The idea that businesses should take care not to engage in or enable human rights violations in their overseas operations is not novel. Corporate social responsibility is a principle that has been around nearly as long as corporations themselves, and in recent years it has been codified into widely-praised global standards such as the UN Guiding Principles on Business and Human Rights. A key premise of such standards is that they are voluntary, or at least not intended to carry the force of law. Rather, they represent codes of conduct that businesses should aspire to, and that investors should encourage.
That may soon change. Over the past year, the European Union has made substantial progress towards expanding the due diligence duties of firms operating in European markets to cover human rights and environmental risks. Draft legislation released in September and revised in January requires EU member states to take measures to ensure businesses prevent and conduct ongoing monitoring for “operations and business relationships [that] cause or contribute to any human rights, environmental or governance risks.” Those measures include requiring firms to “make all reasonable efforts to identify subcontractors and suppliers in their entire value chain.”
The draft legislation is closely modeled on the UN Guiding Principles, but with a major twist: it makes due diligence into human rights and environmental abuses a “legal duty” with associated penalties for non-compliance. Significantly, the draft legislation not only empowers government actors to bring criminal charges under the law, but also entitles persons whose rights have been violated by due diligence breaches to seek civil remedies. In other words, if a covered firm’s suppliers engage in human rights abuses, the victims can sue the firm for compensation. As for penalties, the draft law states they should be “effective, proportionate, and dissuasive.”
The EU draft law applies to “undertakings,” a legal term of art that covers not only firms registered or having their primary place of business in Europe, but also includes any person or entity engaged in economic activity in Europe. That could mean, for example, selling goods or services into European markets. As a result, the law, if passed in its current form, could have a profound effect on compliance obligations well beyond EU borders, not unlike the shifts seen after the passage of the Foreign Corrupt Practices Act and USA PATRIOT Act in the United States.

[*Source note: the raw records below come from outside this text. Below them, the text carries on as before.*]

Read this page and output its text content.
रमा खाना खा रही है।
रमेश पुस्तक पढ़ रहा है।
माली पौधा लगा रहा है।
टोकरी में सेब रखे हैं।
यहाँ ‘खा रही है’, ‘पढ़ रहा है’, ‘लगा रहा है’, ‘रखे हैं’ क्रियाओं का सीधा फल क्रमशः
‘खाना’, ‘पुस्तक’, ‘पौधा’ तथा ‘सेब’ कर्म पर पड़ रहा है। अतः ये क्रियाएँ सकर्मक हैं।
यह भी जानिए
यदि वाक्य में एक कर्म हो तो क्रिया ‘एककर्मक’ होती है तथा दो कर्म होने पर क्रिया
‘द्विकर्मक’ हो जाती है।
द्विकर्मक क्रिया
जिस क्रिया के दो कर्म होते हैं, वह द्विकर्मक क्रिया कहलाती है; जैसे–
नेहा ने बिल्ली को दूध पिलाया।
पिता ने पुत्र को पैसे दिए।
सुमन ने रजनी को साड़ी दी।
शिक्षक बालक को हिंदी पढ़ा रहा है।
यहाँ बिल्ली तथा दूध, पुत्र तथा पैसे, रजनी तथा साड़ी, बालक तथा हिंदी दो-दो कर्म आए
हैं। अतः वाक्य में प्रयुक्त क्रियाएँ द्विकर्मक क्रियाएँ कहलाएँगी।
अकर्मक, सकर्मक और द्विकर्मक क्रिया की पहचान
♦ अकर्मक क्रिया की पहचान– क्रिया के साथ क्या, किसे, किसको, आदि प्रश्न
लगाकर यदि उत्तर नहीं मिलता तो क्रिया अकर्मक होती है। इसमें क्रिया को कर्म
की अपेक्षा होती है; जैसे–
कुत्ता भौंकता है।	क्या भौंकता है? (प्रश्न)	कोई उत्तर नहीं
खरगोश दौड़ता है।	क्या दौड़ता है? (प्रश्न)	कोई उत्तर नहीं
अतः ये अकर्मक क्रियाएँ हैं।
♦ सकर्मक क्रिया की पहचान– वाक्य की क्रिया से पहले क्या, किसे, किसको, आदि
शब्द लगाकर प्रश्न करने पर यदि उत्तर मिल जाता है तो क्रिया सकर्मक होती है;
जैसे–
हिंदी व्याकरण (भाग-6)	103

So what should firms do in the face of what may be a possible paradigm shift in compliance? The good news is that, while a legal duty to prevent and detect human rights and environmental abuses may be unprecedented, the due diligence capabilities needed to meet that duty already exist. Many of the same tools and methodologies that have proven effective in mitigating corruption and sanctions-related risks in foreign operations and supply chains lend themselves to emerging risk categories of the kind contemplated in the EU legislation.
The techniques and sources that can identify, for example, whether a particular supplier or subcontractor has sold dual-use technologies to Iran are equally useful in obtaining intelligence about human rights violations and unsound ecological practices in a client’s operations. Both efforts require a granular and nuanced understanding of the client’s industry, strong source networks up and down the client’s value chain, a refined sense of the comparative risks presented by particular sectors and jurisdictions, and the ability to respond quickly to new information.
Such expertise can help firms navigate what might otherwise seem like a daunting and impossibly vast risk landscape. The draft EU legislation, like most existing regulatory frameworks, is not a strict liability regime, but rather one organized around reasonable risk identification. That means being able to spot which elements of a supply chain or foreign operation pose heightened risks, and thus put a particular burden on a firm to show it took necessary precautions before and during a specific commercial relationship. In many cases, regulators and enforcers are likely to look favorably on good faith efforts to manage high-risk engagements if a covered firm engaged a thoughtful investigator, who should be ready to meet the challenge of the EU’s new compliance mandate.
For many companies, mandatory due diligence into human rights and environmental risks may seem like uncharted waters, but with the help of capable investigators, businesses can look forward to smooth sailing in the years ahead.